次に,アヤメの種類ごとに箱ひげ図を描いて,萼片長の分布を比較しよう。
bp <- iris %>%
ggplot (aes (y = Sepal.Length, fill = Species)) +
geom_boxplot ()
plot (bp)
ggplot関数では,aes()にfillでファクター型変数を指定すれば,指定された変数のレベルごとに塗り色を分けてグラフを描くことができる。ここでは,Speciesを指定して,アヤメの種類ごとに塗り分けてグラフを描いている。
散布図
次に,変数の間の関係を分析するために,散布図を作成してみよう。ここでは,アヤメの萼片の長さを横軸に,萼片の幅を縦軸にとって,この二変数の関係を表す散布図を作成する。
scatter <- iris %>%
ggplot (aes (x = Sepal.Length, y = Sepal.Width)) +
geom_point ()
plot (scatter)
散布図の場合は,aes()でx軸の変数とy軸の変数を指定する。あとは,geom_point()を足してやれば,単純な散布図を描くことができる。

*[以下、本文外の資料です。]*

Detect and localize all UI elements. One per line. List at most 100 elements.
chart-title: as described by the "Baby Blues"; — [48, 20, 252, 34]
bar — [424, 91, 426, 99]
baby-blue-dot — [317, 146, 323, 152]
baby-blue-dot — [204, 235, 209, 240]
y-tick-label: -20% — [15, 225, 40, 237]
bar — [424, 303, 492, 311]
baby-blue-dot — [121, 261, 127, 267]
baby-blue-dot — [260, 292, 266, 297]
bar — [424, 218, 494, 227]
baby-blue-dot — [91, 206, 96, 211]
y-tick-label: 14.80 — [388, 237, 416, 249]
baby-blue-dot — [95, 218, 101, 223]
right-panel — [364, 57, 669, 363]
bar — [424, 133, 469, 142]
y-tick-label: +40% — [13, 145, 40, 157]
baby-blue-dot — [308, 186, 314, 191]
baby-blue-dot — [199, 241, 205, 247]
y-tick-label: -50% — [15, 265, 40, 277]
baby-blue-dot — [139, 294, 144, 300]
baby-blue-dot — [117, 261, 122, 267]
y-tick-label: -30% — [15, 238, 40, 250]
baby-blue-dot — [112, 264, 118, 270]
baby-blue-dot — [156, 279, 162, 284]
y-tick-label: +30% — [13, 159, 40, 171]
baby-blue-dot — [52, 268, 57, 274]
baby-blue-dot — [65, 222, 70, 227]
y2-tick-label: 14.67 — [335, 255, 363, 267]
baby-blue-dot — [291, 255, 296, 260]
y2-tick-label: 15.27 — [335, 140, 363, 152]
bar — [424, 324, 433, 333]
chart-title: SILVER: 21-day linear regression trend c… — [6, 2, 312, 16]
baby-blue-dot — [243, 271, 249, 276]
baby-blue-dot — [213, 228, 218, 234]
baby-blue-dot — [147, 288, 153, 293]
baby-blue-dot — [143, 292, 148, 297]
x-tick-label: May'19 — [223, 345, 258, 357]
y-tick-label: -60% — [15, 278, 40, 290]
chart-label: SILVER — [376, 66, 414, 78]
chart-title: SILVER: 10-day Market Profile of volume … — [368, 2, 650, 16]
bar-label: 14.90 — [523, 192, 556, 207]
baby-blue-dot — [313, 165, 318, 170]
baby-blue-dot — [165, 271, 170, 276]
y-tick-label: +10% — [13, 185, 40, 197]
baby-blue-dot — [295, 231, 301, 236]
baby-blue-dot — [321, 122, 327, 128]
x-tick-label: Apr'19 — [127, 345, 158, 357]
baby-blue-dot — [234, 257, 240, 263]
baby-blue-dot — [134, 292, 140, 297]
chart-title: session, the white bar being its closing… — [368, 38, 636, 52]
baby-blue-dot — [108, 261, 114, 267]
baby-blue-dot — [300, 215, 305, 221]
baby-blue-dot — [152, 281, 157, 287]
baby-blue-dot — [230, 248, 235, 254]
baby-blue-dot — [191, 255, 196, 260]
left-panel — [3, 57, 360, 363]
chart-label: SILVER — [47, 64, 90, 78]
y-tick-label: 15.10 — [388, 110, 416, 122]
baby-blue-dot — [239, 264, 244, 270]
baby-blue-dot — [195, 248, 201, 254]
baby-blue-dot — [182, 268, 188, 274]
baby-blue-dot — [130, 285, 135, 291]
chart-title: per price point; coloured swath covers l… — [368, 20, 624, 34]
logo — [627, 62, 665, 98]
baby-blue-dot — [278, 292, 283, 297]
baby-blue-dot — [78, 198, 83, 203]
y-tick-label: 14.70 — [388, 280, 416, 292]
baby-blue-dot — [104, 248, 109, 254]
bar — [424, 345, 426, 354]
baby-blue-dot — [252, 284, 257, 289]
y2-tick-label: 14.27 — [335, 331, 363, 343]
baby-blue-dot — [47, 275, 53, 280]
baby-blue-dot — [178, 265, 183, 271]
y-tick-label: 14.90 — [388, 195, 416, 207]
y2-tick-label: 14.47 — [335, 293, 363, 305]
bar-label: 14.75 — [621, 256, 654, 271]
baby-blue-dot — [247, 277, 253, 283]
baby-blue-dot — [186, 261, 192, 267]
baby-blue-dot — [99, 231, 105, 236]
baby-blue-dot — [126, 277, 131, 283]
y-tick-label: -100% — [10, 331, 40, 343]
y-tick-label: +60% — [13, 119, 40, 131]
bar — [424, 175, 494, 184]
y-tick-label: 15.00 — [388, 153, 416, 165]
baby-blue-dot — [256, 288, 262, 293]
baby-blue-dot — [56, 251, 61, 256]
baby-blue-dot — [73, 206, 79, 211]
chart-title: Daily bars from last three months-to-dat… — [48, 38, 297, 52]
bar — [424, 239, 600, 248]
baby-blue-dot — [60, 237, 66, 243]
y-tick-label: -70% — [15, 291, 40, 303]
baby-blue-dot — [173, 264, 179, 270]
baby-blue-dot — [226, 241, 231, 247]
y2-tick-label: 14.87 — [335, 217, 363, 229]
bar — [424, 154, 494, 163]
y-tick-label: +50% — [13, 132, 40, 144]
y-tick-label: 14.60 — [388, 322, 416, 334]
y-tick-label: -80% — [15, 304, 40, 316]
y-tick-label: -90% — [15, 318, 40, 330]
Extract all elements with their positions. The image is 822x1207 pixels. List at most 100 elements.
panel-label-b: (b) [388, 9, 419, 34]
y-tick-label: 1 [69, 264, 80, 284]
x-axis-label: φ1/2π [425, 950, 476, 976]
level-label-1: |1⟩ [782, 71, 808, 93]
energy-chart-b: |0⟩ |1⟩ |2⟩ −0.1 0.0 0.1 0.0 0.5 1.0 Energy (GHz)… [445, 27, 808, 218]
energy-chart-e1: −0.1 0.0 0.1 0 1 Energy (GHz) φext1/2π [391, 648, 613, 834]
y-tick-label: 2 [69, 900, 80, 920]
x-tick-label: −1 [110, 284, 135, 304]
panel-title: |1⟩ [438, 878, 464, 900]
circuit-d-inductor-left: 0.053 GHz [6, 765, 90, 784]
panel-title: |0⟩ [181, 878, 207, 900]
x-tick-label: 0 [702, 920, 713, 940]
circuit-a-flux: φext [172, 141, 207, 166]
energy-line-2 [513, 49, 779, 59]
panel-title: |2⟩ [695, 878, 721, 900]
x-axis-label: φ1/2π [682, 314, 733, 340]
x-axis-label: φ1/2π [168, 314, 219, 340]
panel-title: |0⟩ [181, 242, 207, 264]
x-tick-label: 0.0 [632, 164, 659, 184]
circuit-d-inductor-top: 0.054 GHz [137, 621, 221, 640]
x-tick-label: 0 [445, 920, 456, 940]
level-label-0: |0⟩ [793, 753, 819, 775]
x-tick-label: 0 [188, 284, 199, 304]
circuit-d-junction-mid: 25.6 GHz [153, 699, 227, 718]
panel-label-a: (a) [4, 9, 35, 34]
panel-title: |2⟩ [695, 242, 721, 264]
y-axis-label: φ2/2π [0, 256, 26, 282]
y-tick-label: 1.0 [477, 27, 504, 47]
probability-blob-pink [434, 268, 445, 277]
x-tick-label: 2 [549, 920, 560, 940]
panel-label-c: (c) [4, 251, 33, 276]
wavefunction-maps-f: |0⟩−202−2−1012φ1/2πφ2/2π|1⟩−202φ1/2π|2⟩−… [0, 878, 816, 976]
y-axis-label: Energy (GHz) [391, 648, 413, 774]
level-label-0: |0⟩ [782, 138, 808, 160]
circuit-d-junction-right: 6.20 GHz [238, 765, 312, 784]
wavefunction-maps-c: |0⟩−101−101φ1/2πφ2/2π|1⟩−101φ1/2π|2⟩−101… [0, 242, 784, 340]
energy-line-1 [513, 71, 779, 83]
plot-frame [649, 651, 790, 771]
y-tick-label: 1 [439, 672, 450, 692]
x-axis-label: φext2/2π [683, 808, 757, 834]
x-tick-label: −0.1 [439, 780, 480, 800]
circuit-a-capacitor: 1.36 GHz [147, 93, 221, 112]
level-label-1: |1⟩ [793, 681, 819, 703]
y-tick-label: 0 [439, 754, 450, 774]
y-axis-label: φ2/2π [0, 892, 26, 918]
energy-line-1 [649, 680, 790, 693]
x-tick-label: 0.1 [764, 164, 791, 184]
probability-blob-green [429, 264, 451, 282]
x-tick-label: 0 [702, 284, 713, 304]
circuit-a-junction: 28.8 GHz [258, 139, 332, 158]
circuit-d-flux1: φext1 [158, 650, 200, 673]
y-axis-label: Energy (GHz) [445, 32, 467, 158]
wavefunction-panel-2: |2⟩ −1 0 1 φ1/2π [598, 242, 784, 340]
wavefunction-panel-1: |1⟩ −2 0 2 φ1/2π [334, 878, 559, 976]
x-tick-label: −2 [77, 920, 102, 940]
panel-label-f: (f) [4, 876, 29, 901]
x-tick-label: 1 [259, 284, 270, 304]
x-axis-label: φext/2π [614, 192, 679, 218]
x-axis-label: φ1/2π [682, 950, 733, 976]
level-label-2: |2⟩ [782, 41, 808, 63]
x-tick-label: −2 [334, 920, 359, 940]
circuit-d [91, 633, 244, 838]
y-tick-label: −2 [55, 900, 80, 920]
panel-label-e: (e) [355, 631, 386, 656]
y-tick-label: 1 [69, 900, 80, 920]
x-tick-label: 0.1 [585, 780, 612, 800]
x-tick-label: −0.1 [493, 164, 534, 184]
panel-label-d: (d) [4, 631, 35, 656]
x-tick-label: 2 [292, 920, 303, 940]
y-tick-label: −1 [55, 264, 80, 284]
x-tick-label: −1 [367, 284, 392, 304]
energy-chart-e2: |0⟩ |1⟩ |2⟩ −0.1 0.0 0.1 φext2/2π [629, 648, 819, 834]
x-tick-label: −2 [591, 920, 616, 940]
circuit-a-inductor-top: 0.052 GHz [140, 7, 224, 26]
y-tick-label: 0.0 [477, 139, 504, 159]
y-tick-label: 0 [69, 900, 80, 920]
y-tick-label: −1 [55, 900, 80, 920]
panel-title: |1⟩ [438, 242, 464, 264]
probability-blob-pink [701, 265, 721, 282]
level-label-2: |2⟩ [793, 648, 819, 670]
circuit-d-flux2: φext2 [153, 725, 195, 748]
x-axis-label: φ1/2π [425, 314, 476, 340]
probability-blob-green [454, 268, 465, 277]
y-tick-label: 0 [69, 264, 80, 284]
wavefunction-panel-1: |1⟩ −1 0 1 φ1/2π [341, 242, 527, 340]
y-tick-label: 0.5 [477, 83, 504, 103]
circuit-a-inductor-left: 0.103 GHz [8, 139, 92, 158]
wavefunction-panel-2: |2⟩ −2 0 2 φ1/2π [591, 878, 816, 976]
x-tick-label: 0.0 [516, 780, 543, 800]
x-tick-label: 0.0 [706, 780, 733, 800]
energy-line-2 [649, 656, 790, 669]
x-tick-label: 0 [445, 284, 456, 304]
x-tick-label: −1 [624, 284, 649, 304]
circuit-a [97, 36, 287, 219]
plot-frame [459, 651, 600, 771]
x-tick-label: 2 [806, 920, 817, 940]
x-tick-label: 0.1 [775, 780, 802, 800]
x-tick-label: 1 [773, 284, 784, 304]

散布図も,アヤメの種類ごとに色分けして描くことができる。色分けを行うには,aes()のcolorでファクター型変数を指定すれば良い。この場合は,Speciesによって点の色を変えるので,以下のように書く。
scatter <- iris %>%
ggplot (aes (x = Sepal.Length, y = Sepal.Width, color = Species)) +
geom_point () +
labs (x = "萼片長" , y = "萼片幅" , title = "萼片の長さと幅の関係" )
plot (scatter)
ここでは,あわせてlabs()を足してやることにより,グラフタイトルや軸のラベルも指定している。
ggplotは利用している人が非常に多いので,インターネット上にいくらでも丁寧な解説がある。使い方を覚えるというよりは,グラフを描く必要があるときに,どうすれば目的のグラフを描くことができるかをググりながら使えば良い。